The fact that appellant received an accidental injury by cutting his head on a rafter was undisputed. Appellant had the burden to obtain a favorable finding that such injury produced some total or partial incapacity. The only evidence that appellant presented that he had suffered any total or partial incapacity was from the appellant himself, and such testimony was to the effect that he suffered from headaches, dizziness and eye problems. The medical evidence was to the effect that such complaints had no relation to appellant’s injury, and that his injury produced no total or partial incapacity. The appellant was an interested witness and his testimony as a witness for himself presented only a fact issue for the jury. We are of the opinion that there was sufficient evidence to support the verdict of the jury that the injury produced no total or partial incapacity.

Appellant seems to maintain that because he was hospitalized twice that he was totally disabled for that period of time. The fact that appellant was in the hospital for examination does not prove that he was either totally or partially incapacitated. The burden of proof was on appellant to prove incapacity to the satisfaction of the jury. Obviously, the hospitalization of appellant was for the purpose of determining with all reasonable medical examinations and tests whether appellant did suffer any incapacity, and appellant does not complain that such examinations and tests were inadequate or not sufficiently comprehensive. We overrule appellant’s points one through six.

Appellant’s points 7, 8 and 9 complain that there was no evidence or insufficient evidence to support the finding of the jury that there was not another employee of the same class as appellant who had worked at least 210 days of the year immediately preceding the injury in the same or similar employment in the same or a neighboring place, and that such answer is contrary to the great weight and preponderance of the evidence as to be manifestly wrong and unjust. We overrule these points.

Appellant testified he was a carpenter’s helper. He offered the witness Goodwin who testified he was a carpenter, and that he had worked 210 days in the preceding year. However, on cross-examination he testified that he did not know how many days he worked, but that he did work every day it did not rain and he did not know how many days that was. Even if Goodwin worked 210 days he was not a workman of the same class.

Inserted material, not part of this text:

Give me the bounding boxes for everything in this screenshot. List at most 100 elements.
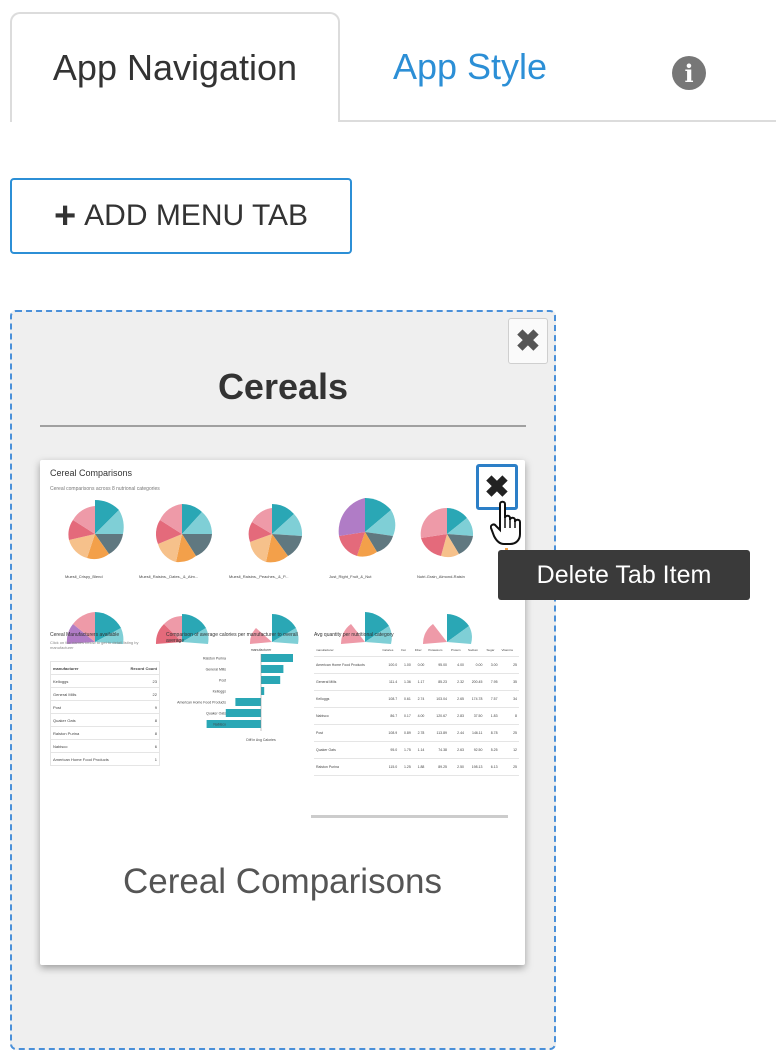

The burden of proving the wage rate is on the claimant in a workmen’s compensation case. It is undisputed appellant did not work 210 days; and, therefore, Subdivision (1) of Art. 8309, § 1, Vernon’s Ann.C.S. did not apply. Appellant failed to prove the average weekly wage rate of another employee of the same class who had worked 210 days during the prior year, and the jury so found under Subsection (2). Appellant failed to request an issue under Subsection (3) on “just and fair” wage rate, but (3) may be resorted to only after the claimant has met “his burden of proving by competent evidence that his wages cannot be computed under Subdivision (1) or (2).” Aetna Insurance Co. v. Giddens, 476 S.W.2d 664 (Tex.1972). Points 7, 8 and 9 are overruled.

Judgment of the trial court is affirmed.